From 79185862e5ee4388fb11f84646ee8e1e9d5ebf75 Mon Sep 17 00:00:00 2001
From: firecoperana <firecoperana>
Date: Wed, 14 Jan 2026 09:01:00 -0600
Subject: [PATCH] change

---
 examples/server/server-context.cpp | 12 ++----------
 examples/server/server-context.h   |  2 --
 2 files changed, 2 insertions(+), 12 deletions(-)

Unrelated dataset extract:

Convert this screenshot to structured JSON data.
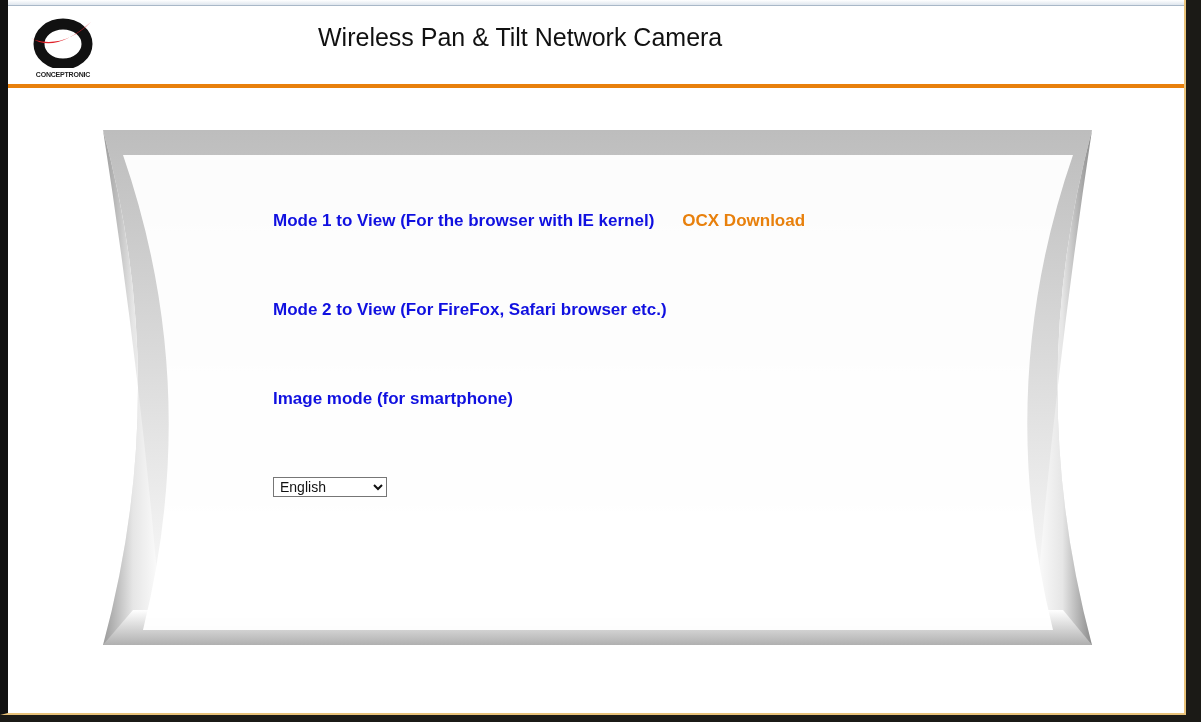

diff --git a/examples/server/server-context.cpp b/examples/server/server-context.cpp
index 50ea02f9..7f827e95 100644
--- a/examples/server/server-context.cpp
+++ b/examples/server/server-context.cpp
@@ -2587,10 +2587,6 @@ void server_context::extend_context(const int32_t n_tokens) {
     }
 }
 
-void server_context::handle_decode_result(const int ret) {
-
-}
-
 void server_context::speculative_decoding_accept() {
     for (auto& slot : slots) {
         if (slot.state != SLOT_STATE_PROCESSING || slot.i_batch_dft.empty()) {
@@ -2676,15 +2672,11 @@ void server_context::process_batch_tokens(int32_t & n_batch) {
         if (ret != 0) {
             if (n_batch == 1 || ret < 0) {
                 int user_cancel = -3;
-                // if you get here, it means the KV cache is full - try increasing it via the context size
                 if (ret == user_cancel) {
-                    LOG_ERROR("Decode process is cancelled by user", {
-                        {"i",   i},
-                        {"n_batch",  ret},
-                        {"ret",   ret},
-                        });
+                    LLAMA_LOG_INFO("Decode process is cancelled by user.\n");
                 }
                 else {
+                    // if you get here, it means the KV cache is full - try increasing it via the context size
                     LOG_ERROR("failed to decode the batch: KV cache is full - try increasing it via the context size", {
                         {"i",   i},
                         {"n_batch",  ret},
diff --git a/examples/server/server-context.h b/examples/server/server-context.h
index e8d99ae5..34493565 100644
--- a/examples/server/server-context.h
+++ b/examples/server/server-context.h
@@ -311,8 +311,6 @@ struct server_context {
 
     void extend_context(const int32_t n_tokens);
 
-    void handle_decode_result(const int ret);
-
     void speculative_decoding_accept();
 
     bool accept_special_token(const server_slot& slot, const llama_token token);